The one-finger configuration is essentially the same as the two-finger configuration with one less point of attachment.  This configuration will work well, especially if the prevailing wind is not from the direction without a finger.

 

Preparing for a Storm

 

The best place to be during a storm is on a well-maintained mooring.  If you must ride out the tempest in a slip, careful attention to detail will help you make it through safely.

 

When preparing for a storm, follow the same basic layouts described above, but pay special attention to the windward lines.  Most of the time you will be able to identify which lines will become the windward lines by close attention to the forecast.   Make sure those lines are the stronger lines and that they are secured to multiple points on the finger in case finger hardware fails.  When in doubt, add more lines.  It may look a little silly but you will sleep better.

 

Notes on Cleats and Lines

 

If used correctly, cleats allow lines to be made fast securely yet also allow them to be released quickly under pressure.  When making fast, use a set of half-hitches in the commonly prescribed manner.  Use the free end of the line (not the line that goes to the boat) to complete the hitches.  This will allow the knot to be rapidly undone even if the line is under extreme pressure.

 

Use only a set of two half-hitches.  There is no need to replicate the Gordian knot.

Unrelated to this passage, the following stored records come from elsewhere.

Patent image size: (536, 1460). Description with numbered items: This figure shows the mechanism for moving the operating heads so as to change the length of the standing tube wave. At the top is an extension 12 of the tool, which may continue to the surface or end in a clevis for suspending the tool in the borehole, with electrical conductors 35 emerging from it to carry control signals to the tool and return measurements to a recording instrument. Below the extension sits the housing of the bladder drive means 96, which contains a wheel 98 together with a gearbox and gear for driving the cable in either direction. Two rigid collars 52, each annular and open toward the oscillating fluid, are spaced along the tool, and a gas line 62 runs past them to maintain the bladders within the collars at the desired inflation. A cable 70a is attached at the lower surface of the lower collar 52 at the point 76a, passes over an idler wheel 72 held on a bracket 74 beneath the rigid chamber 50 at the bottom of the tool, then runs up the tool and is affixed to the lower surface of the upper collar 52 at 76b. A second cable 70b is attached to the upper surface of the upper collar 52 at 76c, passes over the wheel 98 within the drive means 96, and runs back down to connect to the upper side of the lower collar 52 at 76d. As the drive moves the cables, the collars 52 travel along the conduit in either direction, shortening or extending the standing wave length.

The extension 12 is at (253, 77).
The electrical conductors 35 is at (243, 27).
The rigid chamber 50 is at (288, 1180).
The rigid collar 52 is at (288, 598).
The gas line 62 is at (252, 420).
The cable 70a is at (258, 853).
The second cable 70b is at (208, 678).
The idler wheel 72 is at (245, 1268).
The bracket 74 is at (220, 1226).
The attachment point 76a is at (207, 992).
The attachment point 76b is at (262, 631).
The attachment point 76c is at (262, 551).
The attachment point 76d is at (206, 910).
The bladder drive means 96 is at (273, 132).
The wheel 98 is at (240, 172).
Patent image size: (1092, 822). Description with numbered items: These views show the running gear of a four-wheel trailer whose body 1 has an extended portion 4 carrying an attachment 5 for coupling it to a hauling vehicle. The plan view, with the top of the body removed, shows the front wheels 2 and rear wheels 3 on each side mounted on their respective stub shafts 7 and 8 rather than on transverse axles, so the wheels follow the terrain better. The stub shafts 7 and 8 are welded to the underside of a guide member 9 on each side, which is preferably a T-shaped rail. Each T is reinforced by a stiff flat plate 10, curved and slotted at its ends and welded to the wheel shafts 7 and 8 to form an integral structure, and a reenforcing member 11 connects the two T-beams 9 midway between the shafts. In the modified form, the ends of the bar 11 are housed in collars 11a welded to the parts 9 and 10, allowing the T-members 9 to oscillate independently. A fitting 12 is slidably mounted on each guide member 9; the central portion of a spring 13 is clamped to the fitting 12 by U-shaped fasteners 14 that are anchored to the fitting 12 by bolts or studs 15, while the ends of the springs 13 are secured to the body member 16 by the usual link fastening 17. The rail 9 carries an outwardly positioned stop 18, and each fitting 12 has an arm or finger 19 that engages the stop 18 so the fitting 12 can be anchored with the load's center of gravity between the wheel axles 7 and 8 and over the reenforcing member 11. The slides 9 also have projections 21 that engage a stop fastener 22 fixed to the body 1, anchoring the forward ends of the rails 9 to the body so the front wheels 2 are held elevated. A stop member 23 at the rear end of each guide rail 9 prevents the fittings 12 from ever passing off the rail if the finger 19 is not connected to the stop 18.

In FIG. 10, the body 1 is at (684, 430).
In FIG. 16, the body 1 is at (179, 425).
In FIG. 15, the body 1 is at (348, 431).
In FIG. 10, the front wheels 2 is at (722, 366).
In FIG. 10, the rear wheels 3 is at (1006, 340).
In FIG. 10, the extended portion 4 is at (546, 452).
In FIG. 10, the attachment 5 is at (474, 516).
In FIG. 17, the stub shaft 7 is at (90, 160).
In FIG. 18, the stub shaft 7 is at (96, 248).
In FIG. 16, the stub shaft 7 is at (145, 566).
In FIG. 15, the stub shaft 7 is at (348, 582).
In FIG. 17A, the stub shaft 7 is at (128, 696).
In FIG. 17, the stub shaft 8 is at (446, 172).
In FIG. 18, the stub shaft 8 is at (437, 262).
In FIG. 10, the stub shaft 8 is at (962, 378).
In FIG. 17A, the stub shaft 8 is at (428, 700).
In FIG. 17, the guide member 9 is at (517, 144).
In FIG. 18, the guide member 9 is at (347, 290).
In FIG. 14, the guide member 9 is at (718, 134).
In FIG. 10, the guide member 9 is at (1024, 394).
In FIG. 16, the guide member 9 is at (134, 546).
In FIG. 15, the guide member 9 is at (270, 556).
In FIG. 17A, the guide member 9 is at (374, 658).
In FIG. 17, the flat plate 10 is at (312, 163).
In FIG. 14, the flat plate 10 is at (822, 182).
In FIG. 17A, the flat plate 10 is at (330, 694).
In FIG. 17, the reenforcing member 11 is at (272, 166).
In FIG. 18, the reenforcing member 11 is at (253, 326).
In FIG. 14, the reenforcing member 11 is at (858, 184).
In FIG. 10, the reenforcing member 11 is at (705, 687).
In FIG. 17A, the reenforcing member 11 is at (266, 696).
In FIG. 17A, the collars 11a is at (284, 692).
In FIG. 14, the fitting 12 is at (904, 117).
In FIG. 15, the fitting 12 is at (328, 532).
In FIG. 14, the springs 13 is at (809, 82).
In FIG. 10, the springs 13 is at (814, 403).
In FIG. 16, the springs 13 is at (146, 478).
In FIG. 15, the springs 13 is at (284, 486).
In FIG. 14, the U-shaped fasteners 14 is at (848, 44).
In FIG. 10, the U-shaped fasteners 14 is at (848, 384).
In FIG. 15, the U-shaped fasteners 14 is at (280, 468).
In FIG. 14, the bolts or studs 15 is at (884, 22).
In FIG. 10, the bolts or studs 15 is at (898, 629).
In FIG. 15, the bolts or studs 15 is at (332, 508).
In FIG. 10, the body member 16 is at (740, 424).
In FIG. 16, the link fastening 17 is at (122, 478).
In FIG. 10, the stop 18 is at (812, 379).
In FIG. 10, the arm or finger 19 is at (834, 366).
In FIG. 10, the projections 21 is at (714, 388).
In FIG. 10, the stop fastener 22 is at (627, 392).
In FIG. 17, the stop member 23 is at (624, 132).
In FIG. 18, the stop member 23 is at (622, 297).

More turns on the cleat will not make the knot any more secure and may seriously impede someone who needs to untie the knot in a hurry. 

 

After lines have been made fast, any left over length should be flaked or laid down in tight concentric coils.  Not only does this look good, it will help the line dry quickly.  (A loosely flaked line will dry faster than a coiled line and may discolor the deck if left too long, but some concessions to fashion must be observed.)

 

Notes on Fenders

 

Fenders serve to protect a boat’s topsides when coming into or leaving a slip.  They are not designed for permanent protection from chafing against a finger.  When a boat is well secured in a slip the fenders should not touch the pier. 

 

When coming into a slip, fenders should be deployed at the last possible minute.  Ideally an observer standing on the shore should never actually see the fenders while the boat is in motion.  Sailing down the bay with one’s fenders a-dangle is, according to Queen Hooper Foster, the equivalent of walking about with one’s fly open to the breeze.